In the laboratory of myself, experiments are done one after the other, following the instructions in the manual, that is, the Holy Bible.

Someone has called the Word of God the wiring diagram of the universe. I would not call it that, even in its written form as the Divine Scriptures, but I have found it to be the manual to the human species, full of experiments that anyone can do to find out who they are, who God is, and what we are created to be. To read the Bible and not do what it commands is like going to lectures and skipping lab.

I did that in college. Let me warn you, it doesn’t work.

We learn by doing, at least I do. We know we are the image of the unseen God, and that knowledge should launch us on a journey of exploration and experimentation to find our Source. This is not an individualistic pursuit, however, because essential to the scientific method is to work with others, compare results, help each other, and in the end all arrive at the Truth. Solitary scientists often lapse into fantasy.

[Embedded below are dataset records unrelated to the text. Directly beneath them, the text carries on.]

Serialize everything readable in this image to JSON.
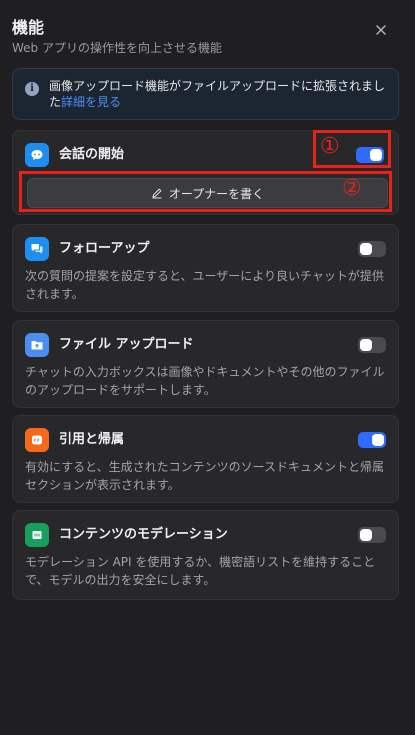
{
  "header": {
    "title": "機能",
    "subtitle": "Web アプリの操作性を向上させる機能",
    "close_icon": "close-icon"
  },
  "notice": {
    "text": "画像アップロード機能がファイルアップロードに拡張されました",
    "link": "詳細を見る",
    "icon": "info-icon"
  },
  "features": [
    {
      "title": "会話の開始",
      "enabled": true,
      "button_label": "オープナーを書く",
      "icon": "chat-bubble-icon",
      "color": "#1f8ef1"
    },
    {
      "title": "フォローアップ",
      "enabled": false,
      "description": "次の質問の提案を設定すると、ユーザーにより良いチャットが提供されます。",
      "icon": "messages-icon",
      "color": "#1f8ef1"
    },
    {
      "title": "ファイル アップロード",
      "enabled": false,
      "description": "チャットの入力ボックスは画像やドキュメントやその他のファイルのアップロードをサポートします。",
      "icon": "folder-upload-icon",
      "color": "#4a8ef0"
    },
    {
      "title": "引用と帰属",
      "enabled": true,
      "description": "有効にすると、生成されたコンテンツのソースドキュメントと帰属セクションが表示されます。",
      "icon": "quote-icon",
      "color": "#f26b1d"
    },
    {
      "title": "コンテンツのモデレーション",
      "enabled": false,
      "description": "モデレーション API を使用するか、機密語リストを維持することで、モデルの出力を安全にします。",
      "icon": "moderation-icon",
      "color": "#17a05d"
    }
  ],
  "annotations": {
    "marker_1": "①",
    "marker_2": "②",
    "color": "#e8221b"
  }
}
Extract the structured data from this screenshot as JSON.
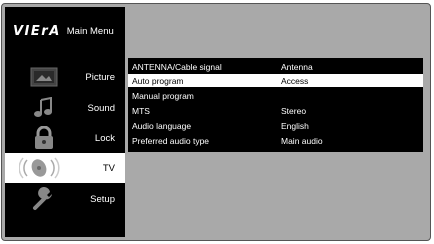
{
  "header": {
    "brand": "VIErA",
    "title": "Main Menu"
  },
  "sidebar": {
    "items": [
      {
        "label": "Picture",
        "icon": "picture-icon",
        "active": false
      },
      {
        "label": "Sound",
        "icon": "music-note-icon",
        "active": false
      },
      {
        "label": "Lock",
        "icon": "padlock-icon",
        "active": false
      },
      {
        "label": "TV",
        "icon": "satellite-dish-icon",
        "active": true
      },
      {
        "label": "Setup",
        "icon": "wrench-icon",
        "active": false
      }
    ]
  },
  "menu": {
    "rows": [
      {
        "name": "ANTENNA/Cable signal",
        "value": "Antenna",
        "selected": false
      },
      {
        "name": "Auto program",
        "value": "Access",
        "selected": true
      },
      {
        "name": "Manual program",
        "value": "",
        "selected": false
      },
      {
        "name": "MTS",
        "value": "Stereo",
        "selected": false
      },
      {
        "name": "Audio language",
        "value": "English",
        "selected": false
      },
      {
        "name": "Preferred audio type",
        "value": "Main audio",
        "selected": false
      }
    ]
  },
  "colors": {
    "background": "#a9a9a9",
    "sidebar": "#000000",
    "selected_row": "#ffffff"
  }
}
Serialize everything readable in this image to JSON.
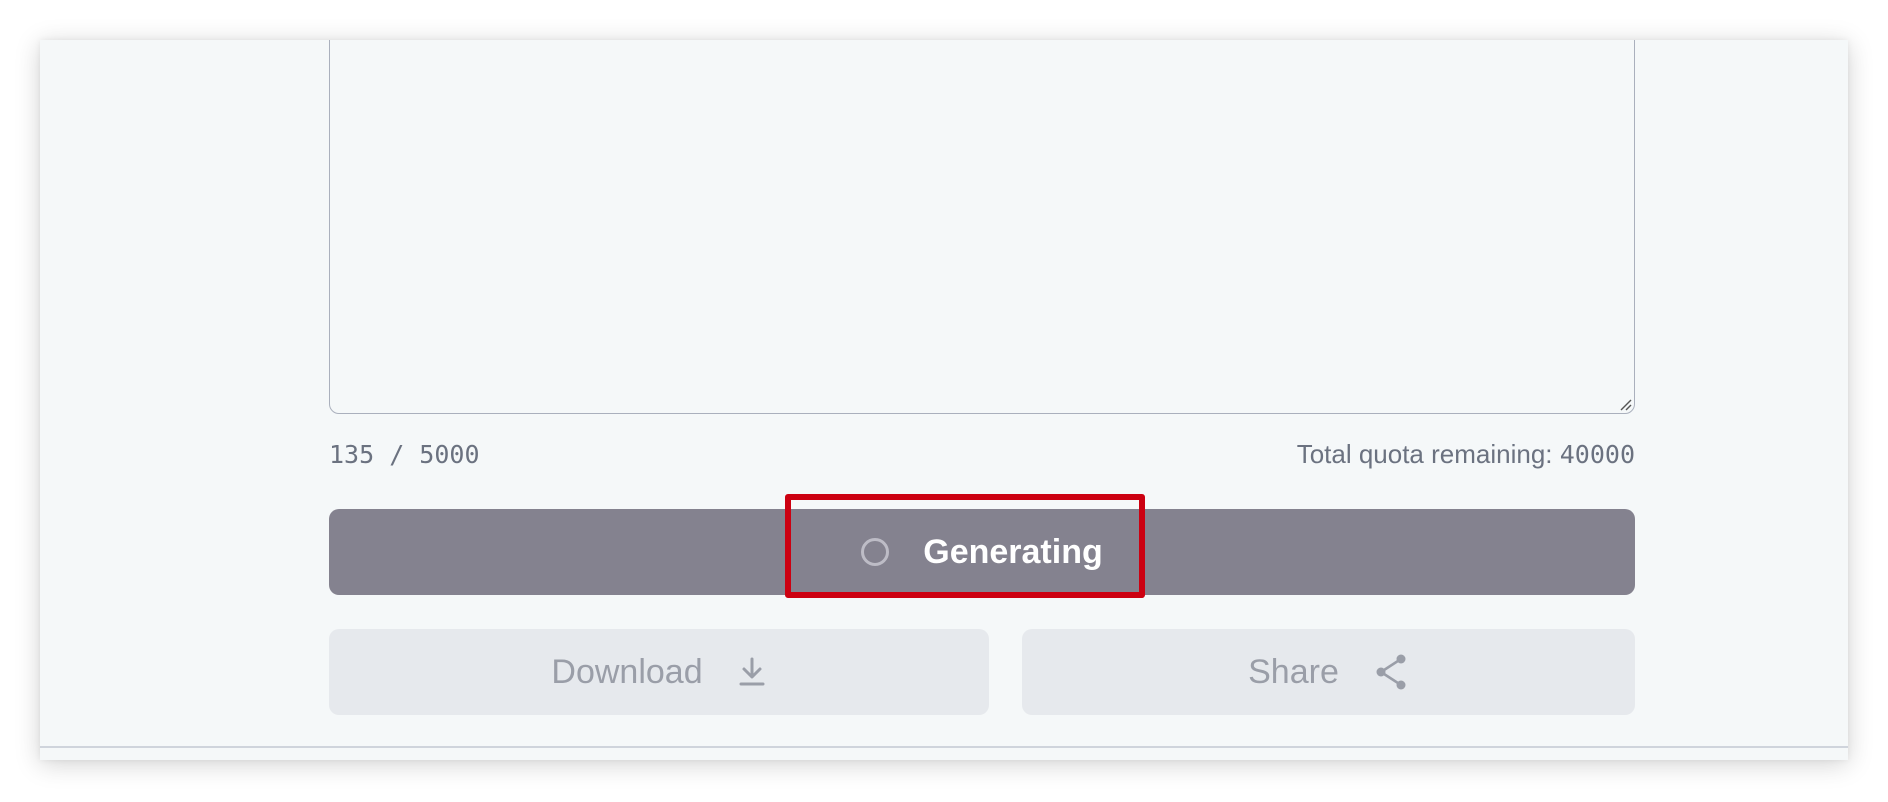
{
  "editor": {
    "char_count": "135 / 5000",
    "quota_label": "Total quota remaining: ",
    "quota_value": "40000"
  },
  "generate_button": {
    "label": "Generating",
    "state": "loading",
    "color": "#84828f"
  },
  "actions": {
    "download_label": "Download",
    "download_icon": "download-icon",
    "share_label": "Share",
    "share_icon": "share-icon"
  },
  "highlight": {
    "color": "#cc0011"
  }
}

What is the point of all this?

There are groups that call themselves ‘Christian Scientists’ but aren’t really scientists, it is only their name. There are Gnostics who claim salvation or at least superiority through the acquisition of knowledge, but they don’t really know a thing. There are those who call themselves ‘Catholics’ because they’ve agreed on doctrines that they say are universal, even though it’s obvious they aren’t. There are the Orthodox who believe they have the fullness of Christianity—and that they may have—but what good is it, if they guard it as a treasure to cache instead of spending it for what it can buy?

All these are mere names defining nothing and no one.

What defines us as followers of Jesus Christ is our willingness to let ourselves be disassembled and put back together again. We can’t know in advance the outcome of the experiments done in the laboratory of ourselves, but we want to do them anyway. We want to let ourselves be molded by the hands that made us, not the other way round, molding images that our hands, our thoughts, have made. Those we know would be only idols.

Formal idolatry has long ago vanished and been replaced by the idolatry of fantasy—religious fantasy, psychological and philosophic fantasy, deified opinion, mitered and sceptered personality cults.

Yet the Truth is always the Truth wherever it appears, even if it appears outside the gates, and we can never go wrong in following it, no matter what anyone says.

Fantasy always fades. Only Truth stays bright.

Jesus Christ, we know, is the Truth. For humanity there can be no other Truth, because Truth is One. Let Him enter the laboratory of yourself, do the experiments as He directs you, reading the instructions in His Book, performing what is written there, and learn what He has set aside for you to know, for though it may seem humble compared to worldly wisdom, it is the scientific Truth.

It is only what really is, and only what really is, is worth being.